Would This Work as a First Tank? Absolutely. If a first reef tank looked like this at four months, most reefers would finally understand why people love this hobby. Compared to tanks from 20 years ago, this system is well ahead of where most of us started, a result that used to take 8 to 12 months of trial, error, and costly fixes.
The ongoing routine is simple: water changes, clean the glass, feed the fish, change the carbon. No elaborate plumbing, no constant tinkering. There was no visible diatom phase, no cyano, no ugly stage. A clean startup is not fantasy if the process is right.
This Is Now a Mixed Reef Some LPS corals were moved in temporarily, then stayed. The mix better represents what most newer reefers actually build, so it became a more useful teaching setup.
No Tank Is Pest Free Corals transferred from another system brought hitchhikers despite precautions.
Bubble algae survived the peroxide dip and is managed through manual removal with pumps off, plus a foxface being added. Aiptasia, just one or two, is being entombed with epoxy, with filefish and peppermint shrimp as backup. Lettuce algae is the most stubborn of the three. Snails, crabs, and the tang are not touching it, though direct 100% peroxide spray worked well locally.
The dip lesson: stronger concentrations work better, but not every coral tolerates them. Quarantine is still the gold standard, just a bigger commitment most newer reefers are not ready for.
Algaecides: Vibrant vs. API AlgaeFix Both have been used in the hobby with mixed results.
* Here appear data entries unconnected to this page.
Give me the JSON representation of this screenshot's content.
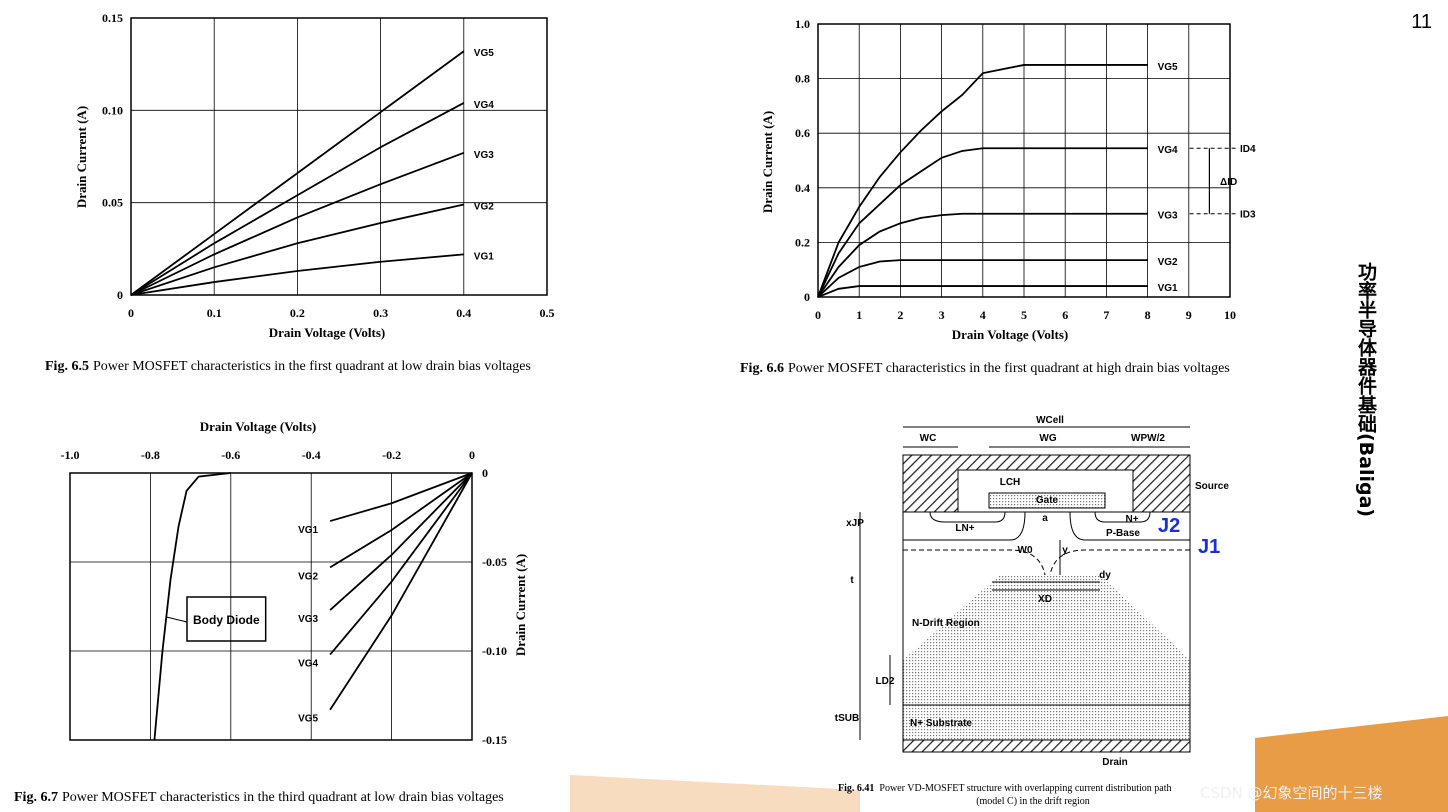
{
  "page_number": "11",
  "side_title": "功率半导体器件基础(Baliga)",
  "watermark": "CSDN @幻象空间的十三楼",
  "chart_data": [
    {
      "type": "line",
      "fig": "Fig. 6.5",
      "caption": "Power MOSFET characteristics in the first quadrant at low drain bias voltages",
      "x_label": "Drain Voltage   (Volts)",
      "y_label": "Drain Current  (A)",
      "xlim": [
        0,
        0.5
      ],
      "xticks": [
        0,
        0.1,
        0.2,
        0.3,
        0.4,
        0.5
      ],
      "ylim": [
        0,
        0.15
      ],
      "yticks": [
        0,
        0.05,
        {
          "value": 0.1,
          "label": "0.10"
        },
        0.15
      ],
      "grid": true,
      "series": [
        {
          "name": "VG5",
          "color": "#000000",
          "x": [
            0,
            0.1,
            0.2,
            0.3,
            0.4
          ],
          "values": [
            0,
            0.033,
            0.066,
            0.099,
            0.132
          ]
        },
        {
          "name": "VG4",
          "color": "#000000",
          "x": [
            0,
            0.1,
            0.2,
            0.3,
            0.4
          ],
          "values": [
            0,
            0.028,
            0.054,
            0.08,
            0.104
          ]
        },
        {
          "name": "VG3",
          "color": "#000000",
          "x": [
            0,
            0.1,
            0.2,
            0.3,
            0.4
          ],
          "values": [
            0,
            0.022,
            0.042,
            0.06,
            0.077
          ]
        },
        {
          "name": "VG2",
          "color": "#000000",
          "x": [
            0,
            0.1,
            0.2,
            0.3,
            0.4
          ],
          "values": [
            0,
            0.015,
            0.028,
            0.039,
            0.049
          ]
        },
        {
          "name": "VG1",
          "color": "#000000",
          "x": [
            0,
            0.1,
            0.2,
            0.3,
            0.4
          ],
          "values": [
            0,
            0.007,
            0.013,
            0.018,
            0.022
          ]
        }
      ]
    },
    {
      "type": "line",
      "fig": "Fig. 6.6",
      "caption": "Power MOSFET characteristics in the first quadrant at high drain bias voltages",
      "x_label": "Drain Voltage   (Volts)",
      "y_label": "Drain Current  (A)",
      "xlim": [
        0,
        10
      ],
      "xticks": [
        0,
        1,
        2,
        3,
        4,
        5,
        6,
        7,
        8,
        9,
        10
      ],
      "ylim": [
        0,
        1
      ],
      "yticks": [
        0,
        0.2,
        0.4,
        0.6,
        0.8,
        {
          "value": 1,
          "label": "1.0"
        }
      ],
      "grid": true,
      "series": [
        {
          "name": "VG5",
          "color": "#000000",
          "x": [
            0,
            0.5,
            1,
            1.5,
            2,
            2.5,
            3,
            3.5,
            4,
            5,
            8
          ],
          "values": [
            0,
            0.2,
            0.33,
            0.44,
            0.53,
            0.61,
            0.68,
            0.74,
            0.82,
            0.85,
            0.85
          ]
        },
        {
          "name": "VG4",
          "color": "#000000",
          "x": [
            0,
            0.5,
            1,
            1.5,
            2,
            2.5,
            3,
            3.5,
            4,
            5,
            8
          ],
          "values": [
            0,
            0.16,
            0.27,
            0.34,
            0.41,
            0.46,
            0.51,
            0.535,
            0.545,
            0.545,
            0.545
          ]
        },
        {
          "name": "VG3",
          "color": "#000000",
          "x": [
            0,
            0.5,
            1,
            1.5,
            2,
            2.5,
            3,
            3.5,
            4,
            5,
            8
          ],
          "values": [
            0,
            0.11,
            0.19,
            0.24,
            0.27,
            0.29,
            0.3,
            0.305,
            0.305,
            0.305,
            0.305
          ]
        },
        {
          "name": "VG2",
          "color": "#000000",
          "x": [
            0,
            0.5,
            1,
            1.5,
            2,
            3,
            8
          ],
          "values": [
            0,
            0.07,
            0.11,
            0.13,
            0.135,
            0.135,
            0.135
          ]
        },
        {
          "name": "VG1",
          "color": "#000000",
          "x": [
            0,
            0.5,
            1,
            8
          ],
          "values": [
            0,
            0.03,
            0.04,
            0.04
          ]
        }
      ],
      "annotations": [
        {
          "text": "ID4",
          "y": 0.545
        },
        {
          "text": "ΔID",
          "y": 0.425
        },
        {
          "text": "ID3",
          "y": 0.305
        }
      ]
    },
    {
      "type": "line",
      "fig": "Fig. 6.7",
      "caption": "Power MOSFET characteristics in the third quadrant at low drain bias voltages",
      "x_label": "Drain Voltage   (Volts)",
      "y_label": "Drain Current  (A)",
      "xlim": [
        -1,
        0
      ],
      "xticks": [
        {
          "value": -1,
          "label": "-1.0"
        },
        -0.8,
        -0.6,
        -0.4,
        -0.2,
        0
      ],
      "ylim": [
        -0.15,
        0
      ],
      "yticks": [
        0,
        -0.05,
        {
          "value": -0.1,
          "label": "-0.10"
        },
        -0.15
      ],
      "grid": true,
      "series": [
        {
          "name": "VG1",
          "color": "#000000",
          "x": [
            -0.353,
            -0.2,
            0
          ],
          "values": [
            -0.027,
            -0.017,
            0
          ]
        },
        {
          "name": "VG2",
          "color": "#000000",
          "x": [
            -0.353,
            -0.2,
            0
          ],
          "values": [
            -0.053,
            -0.032,
            0
          ]
        },
        {
          "name": "VG3",
          "color": "#000000",
          "x": [
            -0.353,
            -0.2,
            0
          ],
          "values": [
            -0.077,
            -0.046,
            0
          ]
        },
        {
          "name": "VG4",
          "color": "#000000",
          "x": [
            -0.353,
            -0.2,
            0
          ],
          "values": [
            -0.102,
            -0.061,
            0
          ]
        },
        {
          "name": "VG5",
          "color": "#000000",
          "x": [
            -0.353,
            -0.2,
            0
          ],
          "values": [
            -0.133,
            -0.08,
            0
          ]
        },
        {
          "name": "Body Diode",
          "color": "#000000",
          "x": [
            -0.79,
            -0.77,
            -0.75,
            -0.73,
            -0.71,
            -0.68,
            -0.6
          ],
          "values": [
            -0.15,
            -0.1,
            -0.06,
            -0.03,
            -0.01,
            -0.002,
            0
          ]
        }
      ]
    }
  ],
  "diagram": {
    "fig": "Fig. 6.41",
    "caption": [
      "Power VD-MOSFET structure with overlapping current distribution path",
      "(model C) in the drift region"
    ],
    "labels": [
      "WCell",
      "WC",
      "WG",
      "WPW/2",
      "LCH",
      "Gate",
      "a",
      "LN+",
      "N+",
      "P-Base",
      "W0",
      "y",
      "Source",
      "xJP",
      "t",
      "dy",
      "XD",
      "N-Drift Region",
      "LD2",
      "tSUB",
      "N+ Substrate",
      "Drain",
      "J2",
      "J1"
    ]
  }
}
Vibrant worked well on bubble algae in past experience. AlgaeFix is appealing for cost and similar active ingredients, but outcomes from other reefers have been inconsistent.
Why algaecides can go sideways: dead algae decays and stresses the tank, coral symbionts are also algae so treatments can affect them too, and smaller tanks swing harder and recover slower.
The smarter approach is to manually remove as much as possible first, treat as cleanup, then be ready with water changes and carbon. A decision on which product to use is still pending, waiting until the tank looks strong and newly added corals have acclimated.
Why the Pests Are Actually Useful These issues make the tank more valuable as a teaching tool. It shows how real pest management works through dips, manual removal, epoxy, biological controls, and chemical options as a last resort. That is more honest than pretending pests do not happen.
Where Things Go From Here The tank keeps maturing, pests get managed, and the 90/10 method continues holding up. At four months, this reef proves a beginner friendly approach can produce a stable, attractive mixed reef without overwhelming complexity. A repeatable path to a first success, not hype, not theory.
Next up is the SR150 build on an Innovative Marine 150, likely an SPS dominated mixed reef. A much harder challenge, and exactly why it is interesting.